Employment and Consumer Protection Minister John Kobelke told WA Business News that his office had received a number of complaints about industrial advocates that were “not doing their job”.
“The registration of advocates is something we want to fix up,” Mr Kobelke said.
The view that some advocates have not been providing suitable service, and that something needs to be done about them, seems to be widely held within the industry.
All of the industrial advocates that WA Business News spoke to said there were some “cowboys” in the system who were giving other players a bad name.
There have been numerous complaints of industrial advocates running cases in the WA com-mission that have no chance of success.
All this does is force employers to divert resources to a case that they probably should not have to deal with.
At the same time, however, managers are being forced to deal with increasing compliance work, reducing the amount of time they can spend on things such as human re-sources.
The role of the traditional human resources professional has changed, too.
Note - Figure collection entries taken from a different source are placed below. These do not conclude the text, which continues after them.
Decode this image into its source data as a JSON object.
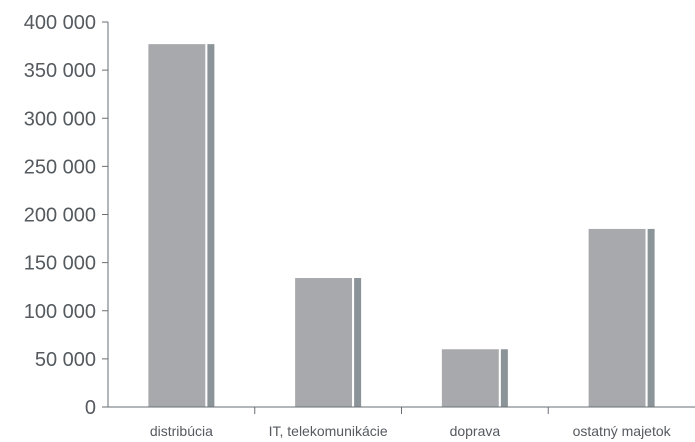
{
  "chart_data": {
    "type": "bar",
    "categories": [
      "distribúcia",
      "IT, telekomunikácie",
      "doprava",
      "ostatný majetok"
    ],
    "values": [
      377000,
      134000,
      60000,
      185000
    ],
    "y_ticks": [
      "400 000",
      "350 000",
      "300 000",
      "250 000",
      "200 000",
      "150 000",
      "100 000",
      "50 000",
      "0"
    ],
    "ylim": [
      0,
      400000
    ],
    "title": "",
    "xlabel": "",
    "ylabel": "",
    "grid": false,
    "legend": "none",
    "colors": {
      "bar_face": "#a8a9ac",
      "bar_side": "#8b9499",
      "bar_highlight": "#ffffff",
      "axis": "#6a6f74",
      "text": "#555a5f"
    }
  }
}
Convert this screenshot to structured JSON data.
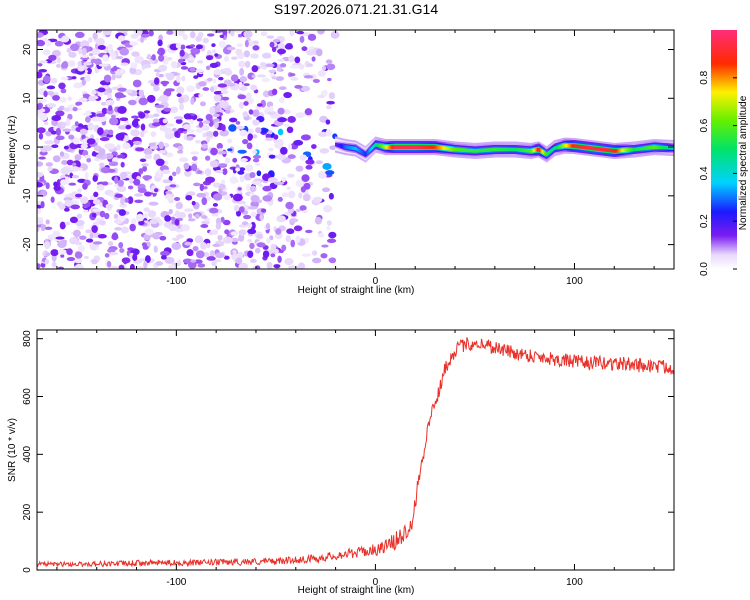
{
  "title": "S197.2026.071.21.31.G14",
  "colors": {
    "snr_line": "#e8312a",
    "scatter_low": "#e6d9fb",
    "scatter_mid": "#b58cf2",
    "scatter_high": "#6a11ea",
    "axis": "#000000"
  },
  "chart_data": [
    {
      "type": "heatmap",
      "xlabel": "Height of straight line (km)",
      "ylabel": "Frequency (Hz)",
      "xlim": [
        -170,
        150
      ],
      "ylim": [
        -25,
        24
      ],
      "xticks": [
        -100,
        0,
        100
      ],
      "xtick_labels": [
        "-100",
        "0",
        "100"
      ],
      "yticks": [
        -20,
        -10,
        0,
        10,
        20
      ],
      "ytick_labels": [
        "-20",
        "-10",
        "0",
        "10",
        "20"
      ],
      "colorbar": {
        "label": "Normalized spectral amplitude",
        "range": [
          0,
          1
        ],
        "ticks": [
          0.0,
          0.2,
          0.4,
          0.6,
          0.8
        ],
        "tick_labels": [
          "0.0",
          "0.2",
          "0.4",
          "0.6",
          "0.8"
        ],
        "colormap": "rainbow (white-violet-blue-cyan-green-yellow-red-magenta)"
      },
      "noise_region": {
        "x_range": [
          -170,
          -20
        ],
        "freq_range": [
          -25,
          24
        ]
      },
      "ridge": {
        "x": [
          -20,
          -15,
          -10,
          -5,
          0,
          5,
          10,
          20,
          30,
          40,
          50,
          60,
          70,
          78,
          82,
          86,
          90,
          95,
          100,
          110,
          120,
          130,
          140,
          150
        ],
        "freq": [
          0.5,
          0.0,
          -0.3,
          -1.5,
          0.5,
          0.0,
          0.0,
          0.0,
          0.0,
          -0.5,
          -0.8,
          -0.5,
          -0.5,
          -0.8,
          -0.5,
          -1.5,
          -0.2,
          0.3,
          0.2,
          -0.3,
          -0.8,
          -0.5,
          0.0,
          -0.2
        ],
        "amplitude": [
          0.15,
          0.3,
          0.35,
          0.25,
          0.45,
          0.7,
          0.95,
          0.95,
          0.85,
          0.6,
          0.55,
          0.55,
          0.5,
          0.6,
          0.9,
          0.55,
          0.45,
          0.7,
          0.9,
          0.95,
          0.9,
          0.5,
          0.6,
          0.4
        ]
      }
    },
    {
      "type": "line",
      "xlabel": "Height of straight line (km)",
      "ylabel": "SNR (10 * v/v)",
      "xlim": [
        -170,
        150
      ],
      "ylim": [
        0,
        830
      ],
      "xticks": [
        -100,
        0,
        100
      ],
      "xtick_labels": [
        "-100",
        "0",
        "100"
      ],
      "yticks": [
        0,
        200,
        400,
        600,
        800
      ],
      "ytick_labels": [
        "0",
        "200",
        "400",
        "600",
        "800"
      ],
      "series": [
        {
          "x": [
            -170,
            -150,
            -130,
            -110,
            -90,
            -70,
            -50,
            -40,
            -30,
            -20,
            -10,
            0,
            5,
            10,
            15,
            18,
            20,
            22,
            25,
            28,
            30,
            33,
            35,
            40,
            45,
            50,
            55,
            60,
            70,
            80,
            90,
            100,
            110,
            120,
            130,
            140,
            150
          ],
          "values": [
            20,
            20,
            22,
            25,
            25,
            28,
            30,
            35,
            40,
            50,
            60,
            70,
            80,
            100,
            130,
            170,
            230,
            330,
            440,
            540,
            580,
            640,
            700,
            760,
            780,
            785,
            780,
            770,
            750,
            740,
            730,
            720,
            715,
            715,
            710,
            705,
            700
          ],
          "noise": [
            8,
            8,
            10,
            10,
            10,
            12,
            12,
            12,
            14,
            15,
            18,
            20,
            25,
            30,
            35,
            40,
            40,
            35,
            30,
            25,
            25,
            25,
            25,
            25,
            25,
            25,
            25,
            25,
            25,
            25,
            25,
            25,
            25,
            25,
            25,
            25,
            25
          ]
        }
      ]
    }
  ]
}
Instead of being involved with day-to-day human resources management, these people are now taking a more strategic role.
Some of the advocates WA Business News spoke to also agreed that the several tranches of change to WA’s industrial relations laws over the past decade had increased the role consultants played in the system.
Consultants, particularly industrial advocates, have become a growing part of the industrial relations scene both at the State and Federal level due to changes to the industrial laws over the past 10 years.
The State system allows industrial advocates to be registered to represent clients in the WA Industrial Relations Commission.
They also played a major role in helping businesses to prepare workplace agreements when that was introduced to the State system in the mid 1990s.
With workplace agreements removed from the system, these advocates have largely turned their hand to helping businesses register Australian Workplace Agreements under the Federal industrial relations system.
One advocate said writing AWAs had become a large part of his business because companies were “fleeing the WA system in droves”.
The Office of the Employment Advocate, the body charged with registering AWAs, has also made consultants a large part of the system.
It has created Industry Partners to help ease the load of AWAs it has to handle.
On its website the OEA says it now has more than 80 industry partners “who have been approved and endorsed by the Employment Advocate as having met the high standard of competence and experience in assisting employers in drafting and implementing AWAs”.
There are 14 Industry Partners in WA including AJ Durack Management, the Motor Trade Association of Australia, Cooper Piessse & Associates and the Chamber of Commerce and Industry.
AJ Durack Management director Tony Durack said he believed there were more options open to business in both the State and Federal systems and businesses needed advice on those options.
Small Business and Enterprise Association executive director Philip Achurch said his organisation received a lot of calls for advice when the Government started to abolish workplace agreements. However, Mr Achurch said he did not believe consultants played a huge role.
“As a business owner your options are to do it yourself, go to a lawyer, go to the Department of Consumer and Employment Protection or get a consultant,” he said.